The post-World War II spread of communism can be attributed to a number of different factors. Firstly, the Soviet Union's ultimate success in driving Axis forces out of its territory naturally led to Soviet armies crossing into the nations of Eastern Europe. This included nations that had been conquered by Nazi Germany - Poland and Czechoslovakia - and nations that had chosen to become the allies of Nazi Germany - Bulgaria, Hungary, Romania. Following the end of World War II in Europe in May, 1945, with Soviet troops occupying these countries, as well as the Eastern half of Germany, the Soviet dictator, Joseph Stalin, made certain that communist governments took control of these nations, so that all of Eastern Europe became communist.
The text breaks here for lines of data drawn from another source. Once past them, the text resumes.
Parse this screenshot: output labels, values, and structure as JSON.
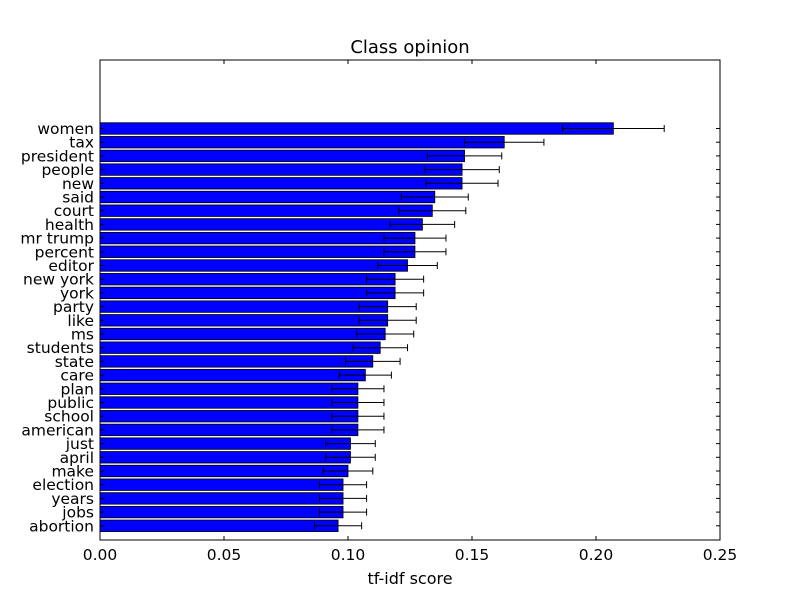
{
  "chart_data": {
    "type": "bar",
    "orientation": "horizontal",
    "title": "Class opinion",
    "xlabel": "tf-idf score",
    "ylabel": "",
    "xlim": [
      0.0,
      0.25
    ],
    "x_ticks": [
      "0.00",
      "0.05",
      "0.10",
      "0.15",
      "0.20",
      "0.25"
    ],
    "x_tick_values": [
      0.0,
      0.05,
      0.1,
      0.15,
      0.2,
      0.25
    ],
    "grid": false,
    "bar_color": "#0000ff",
    "categories": [
      "women",
      "tax",
      "president",
      "people",
      "new",
      "said",
      "court",
      "health",
      "mr trump",
      "percent",
      "editor",
      "new york",
      "york",
      "party",
      "like",
      "ms",
      "students",
      "state",
      "care",
      "plan",
      "public",
      "school",
      "american",
      "just",
      "april",
      "make",
      "election",
      "years",
      "jobs",
      "abortion"
    ],
    "values": [
      0.207,
      0.163,
      0.147,
      0.146,
      0.146,
      0.135,
      0.134,
      0.13,
      0.127,
      0.127,
      0.124,
      0.119,
      0.119,
      0.116,
      0.116,
      0.115,
      0.113,
      0.11,
      0.107,
      0.104,
      0.104,
      0.104,
      0.104,
      0.101,
      0.101,
      0.1,
      0.098,
      0.098,
      0.098,
      0.096
    ],
    "errors": [
      0.0205,
      0.016,
      0.015,
      0.015,
      0.0145,
      0.0135,
      0.0135,
      0.013,
      0.0125,
      0.0125,
      0.012,
      0.0115,
      0.0115,
      0.0115,
      0.0115,
      0.0115,
      0.011,
      0.011,
      0.0105,
      0.0105,
      0.0105,
      0.0105,
      0.0105,
      0.01,
      0.01,
      0.01,
      0.0095,
      0.0095,
      0.0095,
      0.0095
    ]
  }
}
In Asia, beginning in the 1920s, there had been an ongoing civil war in China between Chinese Communists, led by Mao Zedong, and the anti-communist government, led by Chiang Kai-shek. This civil war was interrupted by the invasion of China by Imperial Japan in 1937. But once Japan was defeated and forced to surrender to the U.S. and its allies in September, 1945, the civil war in China between communists and anti-communists broke out once more. By 1949, only four years after the end of World War II, Mao Zedong's communist forces had gained complete control over continental China (Chiang Kai-shek's anti-communist government was forced to retreat to the island of Taiwan, located off the coast of China).
Thus, because of the outcome of World War II in Eastern Europe and the outcome of the civil war in China, only a few years after the end of World War II communism had spread far beyond the borders of the Soviet Union.
Conflict between those who believed in communism and those who opposed communism - essentially those who practiced capitalism - was guaranteed by the basic ideology of communism. Communist ideology argued that humanity could only achieve perfect justice and happiness when capitalism was destroyed and replaced by the communist system in which there would be no private property - everything would b e shared equally by everyone, so that there would be no divide between rich and poor. The government of the Soviet Union, the puppet communist governments of Eastern Europe controlled by the Soviet Union, and the Chinese government under Mao Zedong were all, more or less, dedicated to replacing the capitalist system throughout the rest of the world through the violent destruction of non-communist governments everywhere.
This tied in with a third factor in the immediate post-World War II world. A combination of the promotion of the ideals of liberty by the United States during its war against the Axis powers (Nazi Germany, Fascist Italy, and Imperial Japan) and the damage caused by the war to the major European nations that possessed overseas empire - particularly France and Great Britain, but also the Netherlands - resulted in the achievement of independence by a large number of nations in the 'Third World / Developing World', particularly in Africa and Asia. While some colonies were given their independence voluntarily by their European rulers - Great Britain voluntarily handed over control in India-Pakistan - in many African and Asian colonies, the native peoples had to fight wars to win their independence (not unlike our own thirteen colonies in 1776). These anti-colonial movements needed money and weapons to wage their wars against the forces of European nations such as France. The Soviet Union and Communist China saw this as an opportunity to spread communism and enthusiastically provided anti-colonial movements in the 'Third World / Developing World' with the money and weapons they needed, along with advisers to teach their troops how to wage war.
It's easy to see why capitalist nations, particularly the Western democracies of Europe and the U.S., were upset about the spread of communism. As explained above, communism was dedicated to their destruction. In only a few years after the end of World War II all of Eastern Europe and China had become communist and there were communists seeking to take control of former European colonies in Africa and Asia. It seemed to the western capitalist democracies that, unless it was stopped, communism would achieve its goal of taking over the world.